One of the "good" things about the "metric" or SI system is if we go by "the width of a man's thumb" it becomes "who's thumb" because there are slight variations from person to person. So the idea was to try and tie these measurements to physical constants. SO that my inch and you inch are the same because we have some reference. THe original meter is literally a bar in a museum in France (calculated--incorrectly I might add--to be like 1/10 millioth of the curve of the earths circumference).
But then some idiot (probably related to me) comes by and says the earth isn't s sphere, its an oblate ellipsoid!
ANd that idiot Einsitein came along and said "length changes if you are in a gravity well" so it becomes this running battle to find some measurement that anyone anywhere can do to get the same answer without the need for a reference.
As you can imagine it gets kinda stupid real quick.
I believe mass still has to use the original "weight" which of course decays over time! They were trying to replace that recently.
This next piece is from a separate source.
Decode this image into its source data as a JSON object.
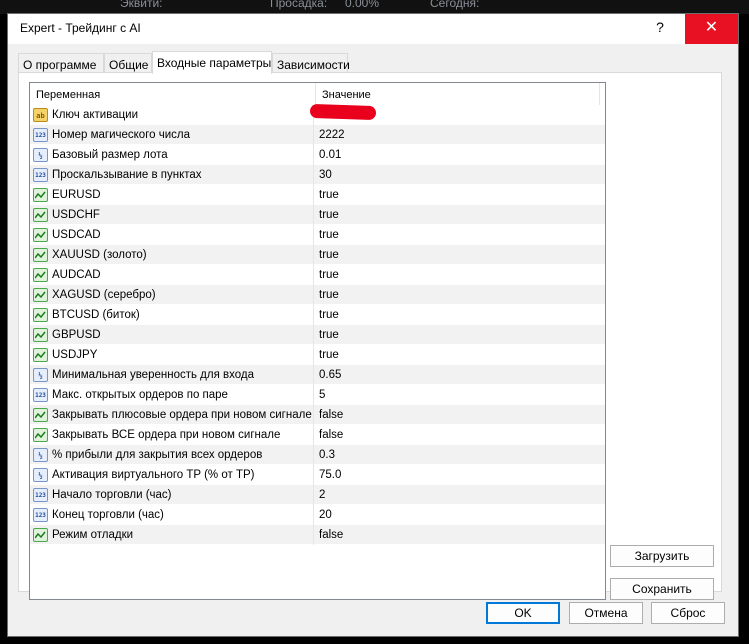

For instance the "second": taking the fixed numerical value of the caesium frequency, Δ
νCs, the unperturbed
ground-state hyperfine transition frequency of the
caesium 133 atom, to be 9192631770 when expressed in the unit
Hz, which is equal to s−1.
Yup that seem really odd and specific because it has to be--everyone who measures it must get the EXACT same answer.
Of course that number (9192631770) is based on the old definition which was 1 second in the year 1900 as per the Earth's Orbit around the sun. However, the earths orbit changes (fucking juptiter!) so we can't go back in time and measure it.
Then for length we have a meter: the metre has been defined as the length of the path travelled by light in vacuum during a time interval of 1/299792458 of a
second. Of coures THAT number comes from the old bar of platinum in france based on the wrong number calculated a couple hundred years ago.
As we get better and better measurement systems we keep having to refine the standard--for the second with quartz wristwatches, we have a deivce more accurate that the previous (observation of the earth's orbit) and then forward to atomic clocks
And it looks like they just settled on the kg in 2019: The kilogram, symbol kg, is the SI unit of mass. It is defined by taking the fixed numerical value of the Planck constant h to be 6.62607015×10−34 when expressed in the unit J⋅s, which is equal to kg⋅m2⋅s−1, where the metre and the second are defined in terms of c and Δ
νCs.
All of these of course are related to measurements throughout history, the OLDEST is actually the angle in degrees which dates from around 2000BC or before and we don't actually know why...but we have guesses. Of course angles are easy as you are just dividing a circle into "parts" and so radians vs degrees is just what ratios you use for 1 full turn. is it 360 units in a circle or 2pi units in a circle or 402568 units in a circle. We all agree on the circle.
I mean you can use kiloinch, kilofoot, centifoot, picopound etc if you want. In the end its just a ruler.